How does the script work?
- First all info from the network is read and inserted into the database (i.e. title, date, author, starting_points, iterations, depth etc - basically everything that should be inserted into im_network).
- Second all info from the internal pages and sites is read
- First all sites are inserted
- Then the pages belonging to that site
- Third, after all internal sites and pages are inserted the link information is retrieved, im_link is inserted.
- Fourth is the second and third step again but then for external sites and pages
- As a fifth step the knowledge for each site is calculated and updated accordingly.
How do things get inserted?
The output file will be imported into the database with the following settings
- schedule_index = 0
- Schedule info is lost as this is not retrievable from the xml file.

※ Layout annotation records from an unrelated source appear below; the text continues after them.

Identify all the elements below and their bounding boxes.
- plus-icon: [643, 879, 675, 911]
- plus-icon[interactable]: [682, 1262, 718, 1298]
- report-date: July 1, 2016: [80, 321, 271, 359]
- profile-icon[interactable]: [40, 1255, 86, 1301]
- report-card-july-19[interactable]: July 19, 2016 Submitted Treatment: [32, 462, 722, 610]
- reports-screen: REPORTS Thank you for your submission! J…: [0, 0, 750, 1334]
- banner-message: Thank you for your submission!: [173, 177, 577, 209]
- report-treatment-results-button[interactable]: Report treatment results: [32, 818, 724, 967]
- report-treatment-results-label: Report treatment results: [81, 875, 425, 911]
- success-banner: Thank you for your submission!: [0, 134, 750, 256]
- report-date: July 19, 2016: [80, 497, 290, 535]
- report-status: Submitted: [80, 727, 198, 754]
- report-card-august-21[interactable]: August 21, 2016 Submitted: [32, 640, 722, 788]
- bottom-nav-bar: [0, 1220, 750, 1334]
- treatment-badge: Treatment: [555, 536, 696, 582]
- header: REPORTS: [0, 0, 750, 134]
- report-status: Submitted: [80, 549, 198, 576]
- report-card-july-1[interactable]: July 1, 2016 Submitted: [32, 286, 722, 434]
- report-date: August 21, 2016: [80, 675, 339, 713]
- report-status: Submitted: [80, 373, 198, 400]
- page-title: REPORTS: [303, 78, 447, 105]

Any schedules from this crawl will have to be made after the xml file has been imported into the database.
- output_file_dirty = y
- crawl_status = 2 (completed)
- status = 1 (network_status = private)
- The crawl_queued paramater will be the same as crawl_start as only start and enddate can be retrieved from the xml file
The script looks for an author in the database with the emailaddress and full name found in the xml file. If it finds such a user the network is assigned to him/her. If no user is found the network will belong to Richard Rogers. When the script is finished an Administrator has the possibility to change the user manually.
for the rest
all parameters are read from the xml file
What if it doesn't work
- If you get returned to the page without any notification it is most likely that the xml file is too big. Ask the system administrators to increase the upload_max_filesize in php.ini (currently set to 5Mb).